⑥低気圧の中心がその時間に予報円内に進む確率は70%と決まっています。

⑦[SW]は海上暴風警報です。

⑧WINDS 30 TO 55 KTという表記より、最大風速は55ノットです。

⑨雪マークが横に2つ並んでいるのは弱い雪、前1時間内に止み間なしです。

⑩8分雲量で雲量1の記号です、8分雲量の雲量1は、降水などがなければ快晴です。

引用元:気象業務支援センター(一部加筆)

南側から乾燥した空気が入っているものの、低気圧の北側はまだまだ雲頂高度が高いさまが見て取れますので最盛期と言えます。

⑫これは筋状雲です。冬型の気圧配置で寒気が海上に吹き込んだときによく見られます。

(2) 前線の作図

引用元:気象業務支援センター
引用元:気象業務支援センター(一部加筆)

まず図1から地上低気圧の中心位置を落とし込みます。また、6℃の等温線が等温線集中帯の南端付近となるので、ここに前線を解析します。この6℃の等温線ですが、低気圧中心の位置から離れており、等温線がくさび形に低気圧中心に向かうような配置なので、この低気圧は閉塞していると考えます。また、閉塞前線の南西側は、北東側に比べて、等温線が込み入っており、寒気が強いことがわかります。
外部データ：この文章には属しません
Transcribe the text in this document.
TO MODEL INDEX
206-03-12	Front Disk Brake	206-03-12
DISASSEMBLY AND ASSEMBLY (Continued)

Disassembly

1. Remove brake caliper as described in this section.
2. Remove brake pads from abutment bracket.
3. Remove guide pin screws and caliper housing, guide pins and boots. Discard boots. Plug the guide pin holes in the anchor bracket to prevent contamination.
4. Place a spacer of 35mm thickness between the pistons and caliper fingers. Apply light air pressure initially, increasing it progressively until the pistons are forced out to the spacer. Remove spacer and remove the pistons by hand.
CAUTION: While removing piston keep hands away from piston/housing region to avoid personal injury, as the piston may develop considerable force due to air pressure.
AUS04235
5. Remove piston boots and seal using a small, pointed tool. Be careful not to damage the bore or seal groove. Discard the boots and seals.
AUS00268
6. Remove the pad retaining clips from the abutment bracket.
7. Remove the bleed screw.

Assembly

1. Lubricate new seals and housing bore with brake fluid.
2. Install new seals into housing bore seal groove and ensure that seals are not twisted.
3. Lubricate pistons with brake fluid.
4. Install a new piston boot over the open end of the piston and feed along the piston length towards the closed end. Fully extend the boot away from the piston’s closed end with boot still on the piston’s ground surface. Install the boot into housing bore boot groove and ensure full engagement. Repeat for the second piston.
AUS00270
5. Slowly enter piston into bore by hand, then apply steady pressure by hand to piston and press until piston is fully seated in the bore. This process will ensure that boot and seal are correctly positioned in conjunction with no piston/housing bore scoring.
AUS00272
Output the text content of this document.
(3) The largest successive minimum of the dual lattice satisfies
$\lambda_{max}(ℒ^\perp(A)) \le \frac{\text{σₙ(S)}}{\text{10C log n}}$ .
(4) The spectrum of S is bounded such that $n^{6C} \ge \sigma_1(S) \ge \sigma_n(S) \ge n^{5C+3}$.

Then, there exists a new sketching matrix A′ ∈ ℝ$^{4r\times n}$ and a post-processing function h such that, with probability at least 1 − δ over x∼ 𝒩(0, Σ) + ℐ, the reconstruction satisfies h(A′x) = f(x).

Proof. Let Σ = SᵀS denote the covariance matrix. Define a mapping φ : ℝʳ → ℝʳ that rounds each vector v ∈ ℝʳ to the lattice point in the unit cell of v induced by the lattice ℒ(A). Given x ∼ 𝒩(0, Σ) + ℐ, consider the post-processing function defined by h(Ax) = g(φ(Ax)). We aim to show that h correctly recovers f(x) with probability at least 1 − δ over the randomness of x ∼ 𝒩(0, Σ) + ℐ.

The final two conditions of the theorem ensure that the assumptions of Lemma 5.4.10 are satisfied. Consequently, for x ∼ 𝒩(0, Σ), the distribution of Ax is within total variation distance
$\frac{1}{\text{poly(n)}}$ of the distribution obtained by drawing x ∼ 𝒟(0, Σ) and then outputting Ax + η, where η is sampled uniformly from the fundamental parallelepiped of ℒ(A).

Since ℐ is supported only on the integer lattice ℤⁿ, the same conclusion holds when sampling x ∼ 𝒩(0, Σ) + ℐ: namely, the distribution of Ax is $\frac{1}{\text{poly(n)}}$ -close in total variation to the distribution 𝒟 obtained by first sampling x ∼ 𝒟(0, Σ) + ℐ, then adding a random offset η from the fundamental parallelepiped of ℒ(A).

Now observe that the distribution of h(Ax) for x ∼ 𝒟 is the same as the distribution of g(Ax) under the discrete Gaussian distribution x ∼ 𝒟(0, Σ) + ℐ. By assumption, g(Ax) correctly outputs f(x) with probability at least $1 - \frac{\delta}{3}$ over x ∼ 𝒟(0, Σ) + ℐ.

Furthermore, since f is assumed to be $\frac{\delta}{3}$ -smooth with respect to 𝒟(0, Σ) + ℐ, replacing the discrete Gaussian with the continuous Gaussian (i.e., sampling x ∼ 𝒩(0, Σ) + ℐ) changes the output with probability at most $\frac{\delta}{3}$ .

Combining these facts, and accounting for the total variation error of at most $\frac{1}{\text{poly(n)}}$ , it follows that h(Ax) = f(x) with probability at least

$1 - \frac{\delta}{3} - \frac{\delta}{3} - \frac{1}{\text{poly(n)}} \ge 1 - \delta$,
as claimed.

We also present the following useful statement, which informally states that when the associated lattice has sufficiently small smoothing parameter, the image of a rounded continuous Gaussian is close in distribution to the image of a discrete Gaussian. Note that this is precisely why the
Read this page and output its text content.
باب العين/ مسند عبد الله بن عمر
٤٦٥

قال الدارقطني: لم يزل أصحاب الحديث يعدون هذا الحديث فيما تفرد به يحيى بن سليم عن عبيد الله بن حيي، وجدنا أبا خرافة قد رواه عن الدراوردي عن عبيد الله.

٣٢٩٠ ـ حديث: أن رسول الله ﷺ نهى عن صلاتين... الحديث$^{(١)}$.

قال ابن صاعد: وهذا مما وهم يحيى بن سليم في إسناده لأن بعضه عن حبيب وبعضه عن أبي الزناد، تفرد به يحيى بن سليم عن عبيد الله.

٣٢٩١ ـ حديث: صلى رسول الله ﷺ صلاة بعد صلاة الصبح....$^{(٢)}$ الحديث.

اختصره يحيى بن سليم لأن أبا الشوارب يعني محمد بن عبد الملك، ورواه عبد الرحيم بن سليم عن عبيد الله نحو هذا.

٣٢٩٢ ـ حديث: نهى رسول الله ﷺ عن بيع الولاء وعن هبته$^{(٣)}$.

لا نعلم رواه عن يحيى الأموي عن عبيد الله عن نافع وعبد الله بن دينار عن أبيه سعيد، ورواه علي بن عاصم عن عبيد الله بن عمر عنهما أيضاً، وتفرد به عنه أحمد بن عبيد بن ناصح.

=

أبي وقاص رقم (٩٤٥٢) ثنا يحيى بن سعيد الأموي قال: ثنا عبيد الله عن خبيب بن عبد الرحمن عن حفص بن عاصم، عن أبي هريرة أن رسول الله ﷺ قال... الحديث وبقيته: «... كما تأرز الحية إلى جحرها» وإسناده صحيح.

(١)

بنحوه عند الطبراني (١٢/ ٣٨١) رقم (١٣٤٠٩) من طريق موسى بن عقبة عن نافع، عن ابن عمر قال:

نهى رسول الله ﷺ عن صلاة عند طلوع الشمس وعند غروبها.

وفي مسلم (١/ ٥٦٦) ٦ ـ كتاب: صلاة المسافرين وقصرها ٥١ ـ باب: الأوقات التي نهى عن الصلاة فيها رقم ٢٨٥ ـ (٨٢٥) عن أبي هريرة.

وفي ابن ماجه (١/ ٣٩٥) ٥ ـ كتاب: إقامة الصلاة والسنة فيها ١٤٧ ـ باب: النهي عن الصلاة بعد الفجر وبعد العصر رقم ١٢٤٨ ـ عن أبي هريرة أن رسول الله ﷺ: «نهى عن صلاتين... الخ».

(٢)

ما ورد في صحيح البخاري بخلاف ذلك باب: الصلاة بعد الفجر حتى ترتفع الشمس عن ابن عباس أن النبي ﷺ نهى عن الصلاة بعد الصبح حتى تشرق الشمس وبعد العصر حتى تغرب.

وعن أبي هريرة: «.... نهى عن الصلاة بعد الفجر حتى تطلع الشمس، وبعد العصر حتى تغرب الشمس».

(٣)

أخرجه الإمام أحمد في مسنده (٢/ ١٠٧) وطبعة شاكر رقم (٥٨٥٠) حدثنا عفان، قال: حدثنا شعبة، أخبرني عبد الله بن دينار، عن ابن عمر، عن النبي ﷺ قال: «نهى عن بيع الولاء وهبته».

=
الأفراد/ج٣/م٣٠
よって閉塞前線の南西側の空気が、北東側の空気の下に潜り込む寒冷型閉塞前線となりますので、閉塞前線は寒冷前線と接続するような「入」の形となります。

引用元:気象業務支援センター(一部加筆)

衛星画像と合わせてみても雲域と前線が対応していることがわかります。

引用元:気象業務支援センター

地上の等圧線の谷を通すように微調整をすると上記のように前線を作図することができます。

(3)  大気の鉛直構造

引用元:気象業務支援センター
引用元:気象業務支援センター
引用元:気象業務支援センター(一部加筆)

①②600hPaから650hPaに逆転層があります。

③空気塊の湿潤断熱時に、相当温位の変化はありません。湿潤断熱減率に等しい成層ということは、相当温位が等しい成層ということになります。

④相当温位が等しい場合、空気塊がよく混合した状態であることを表します。上昇下降に伴う温度変化の影響しか受けていないことを表しています。

⑤輪島と延吉の950hPaの気温はそれぞれ、-5℃と-20℃であり、その差は15℃です。

引用元:気象業務支援センター(一部加筆)

露点温度の破線がどの値の等飽和混合比線上にあるかで見極めます。輪島の950hPaでは、露点温度の破線は、2g/kgと3g/kgの等飽和混合比線のだいたい真ん中ぐらいの位置となりますので、このときの混合比はおよそ2.5g/kgとなります。

同様に延吉では0.5g/kgとなるので、その差は約2.0g/kgです。

⑦⑧気団変質の記述です。寒気が比較的暖かい海上を通るときに顕熱潜熱が供給されます。

⑨下層が暖かくなるので、大気の安定度は低下します。

⑩大気の安定が悪くなると対流が発生します。

⑪対流している部分の話ですから、これまでの流れから対流混合層となります。